## Initial analysis of a BIDS dataset.
This notebook works through the process analyzing the contents of the event files in
a BIDS dataset and creating a template for remapping event codes if desired.

The example used in this notebook is reduced version of an auditory attention shift
dataset which is available at
[https://github.com/hed-standard/hed-examples/data/eeg_ds0028932](https://github.com/hed-standard/hed-examples/data/eeg_ds0028932).

To run this notebook, you will need download this dataset and set the `bids_root_path`
variable to the local path.

### Step 1: Assess the events

The tools traverse through the BIDS data set and gathers the unique values for each
column and number of times each value appears in the dataset. Usually, you will
want to exclude the columns `onset`, `duration`, `sample`, and `HED` as the unique
values in these columns are not meaningful.

The next example traverses the directory tree to produce a list of event file paths.

In [1]:
from hed.tools import get_file_list

bids_root_path = "D:/eeg_ds002893s"
#bids_root_path = "G:\AttentionShift\AttentionShiftExperiments"
event_file_list = get_file_list(bids_root_path, types=[".tsv"], suffix="_events")
print(f"Bids dataset {bids_root_path} has {len(event_file_list)} event files")

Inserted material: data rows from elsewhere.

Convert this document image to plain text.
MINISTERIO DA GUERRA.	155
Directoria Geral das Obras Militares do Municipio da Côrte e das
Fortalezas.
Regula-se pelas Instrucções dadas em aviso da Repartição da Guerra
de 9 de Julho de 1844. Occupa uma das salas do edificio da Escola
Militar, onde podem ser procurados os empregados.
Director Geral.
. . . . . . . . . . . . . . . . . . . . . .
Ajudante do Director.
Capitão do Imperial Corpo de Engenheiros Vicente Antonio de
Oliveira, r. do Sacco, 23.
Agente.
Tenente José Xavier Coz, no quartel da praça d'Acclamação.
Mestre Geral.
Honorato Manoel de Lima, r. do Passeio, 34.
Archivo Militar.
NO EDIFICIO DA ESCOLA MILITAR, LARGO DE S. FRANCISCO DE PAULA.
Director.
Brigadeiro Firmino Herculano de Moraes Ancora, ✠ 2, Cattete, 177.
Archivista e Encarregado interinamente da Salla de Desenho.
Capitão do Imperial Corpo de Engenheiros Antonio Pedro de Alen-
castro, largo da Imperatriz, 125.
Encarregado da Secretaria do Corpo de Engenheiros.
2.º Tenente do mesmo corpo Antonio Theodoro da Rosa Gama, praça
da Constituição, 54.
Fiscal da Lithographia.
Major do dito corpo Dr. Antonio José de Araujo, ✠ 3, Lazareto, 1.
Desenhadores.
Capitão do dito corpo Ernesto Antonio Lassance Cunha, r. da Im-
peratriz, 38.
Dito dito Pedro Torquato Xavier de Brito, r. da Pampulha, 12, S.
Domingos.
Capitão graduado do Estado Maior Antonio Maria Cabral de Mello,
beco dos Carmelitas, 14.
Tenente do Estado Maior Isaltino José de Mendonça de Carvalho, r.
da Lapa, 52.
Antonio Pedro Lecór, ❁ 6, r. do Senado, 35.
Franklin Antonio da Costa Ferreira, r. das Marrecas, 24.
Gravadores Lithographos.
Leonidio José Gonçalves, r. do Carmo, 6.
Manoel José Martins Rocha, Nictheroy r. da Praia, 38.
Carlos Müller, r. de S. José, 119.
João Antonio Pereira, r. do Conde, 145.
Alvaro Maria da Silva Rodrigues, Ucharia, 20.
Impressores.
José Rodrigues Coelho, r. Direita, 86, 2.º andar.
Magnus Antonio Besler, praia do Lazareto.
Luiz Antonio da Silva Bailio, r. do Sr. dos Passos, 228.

Bids dataset D:/eeg_ds002893s has 6 event files


The `event_file_list` of the previous example is then used as input to `get_key_counts`,
a function that takes a root path and returns a dictionary. The keys of this top-level
dictionary are the column names of the event files. The values are dictionaries of the
unique values and their associated counts.

In [2]:
from hed.tools import get_key_counts, print_columns_info

column_names_to_skip = ["onset", "duration", "sample", "HED"]
count_dicts = get_key_counts(bids_root_path, skip_cols=column_names_to_skip)
print_columns_info(count_dicts, skip_cols=None)


trial_type:
	1: 5456
	2: 6059
	3: 17712

response_time:
	n/a: 29227

stim_file:
	n/a: 29227

value:
	11: 228
	12: 228
	13: 456
	14: 456
	15: 1822
	16: 1820
	21: 252
	22: 252
	23: 505
	24: 504
	25: 2010
	26: 2012
	28: 2
	31: 720
	32: 719
	37: 960
	38: 960
	39: 480
	202: 72
	212: 3
	310: 480
	311: 3838
	312: 3832
	313: 1920
	314: 1915
	1201: 433
	2201: 502
	3201: 1846


For finding the number of times a unique combination of column values appears,
use the `KeyDict` class.  In the following example, We use the same list of
files as in the previous example but count the number of times each unique
combinations of values that appear in the `value` and `trial_type` columns.

In [3]:
from hed.tools import KeyDict
key_counts = KeyDict(["value", "trial_type"])
for file in event_file_list:
    key_counts.update(file)
key_counts.resort()
key_counts.print()

Counts for key [['value', 'trial_type']]:
[11, 1]	228
[12, 1]	228
[13, 1]	456
[14, 1]	456
[15, 1]	1822
[16, 1]	1820
[21, 2]	252
[22, 2]	252
[23, 2]	505
[24, 2]	504
[25, 2]	2010
[26, 2]	2012
[28, 2]	2
[31, 3]	720
[32, 3]	719
[37, 3]	960
[38, 3]	960
[39, 3]	480
[202, 1]	13
[202, 2]	17
[202, 3]	42
[212, 2]	3
[310, 3]	480
[311, 3]	3838
[312, 3]	3832
[313, 3]	1920
[314, 3]	1915
[1201, 1]	433
[2201, 2]	502
[3201, 3]	1846


### Step 2: Make a template for remapping existing event values

If you decide to recode your events, you will need to create a template for doing the
remapping. The following code creates a data frame template and writes it as a `.tsv`.

In this case we decided to recode the events files so that each unique combination of
[`value`, `trial_type`] will be translated into a specific combination of the new columns
[`event_type`, `task_role`, `shift_cond`].

The template will consist of the 5 columns: [`value`, `trial_type`, `event_type`,
`task_role`, `shift_cond`] representing this association. The template is output.

In [4]:
import os
df = key_counts.make_template(additional_cols=["event_type", "task_role"])
template_file = os.path.join(bids_root_path, "event_template.tsv")
df.to_csv(template_file, sep='\t', index=False)

### Step 3: Fill in the template the mapping

The creation of a template for remapping the events is part of the event design.
Once this template has been filled in, HED has remapping tools to perform the remap.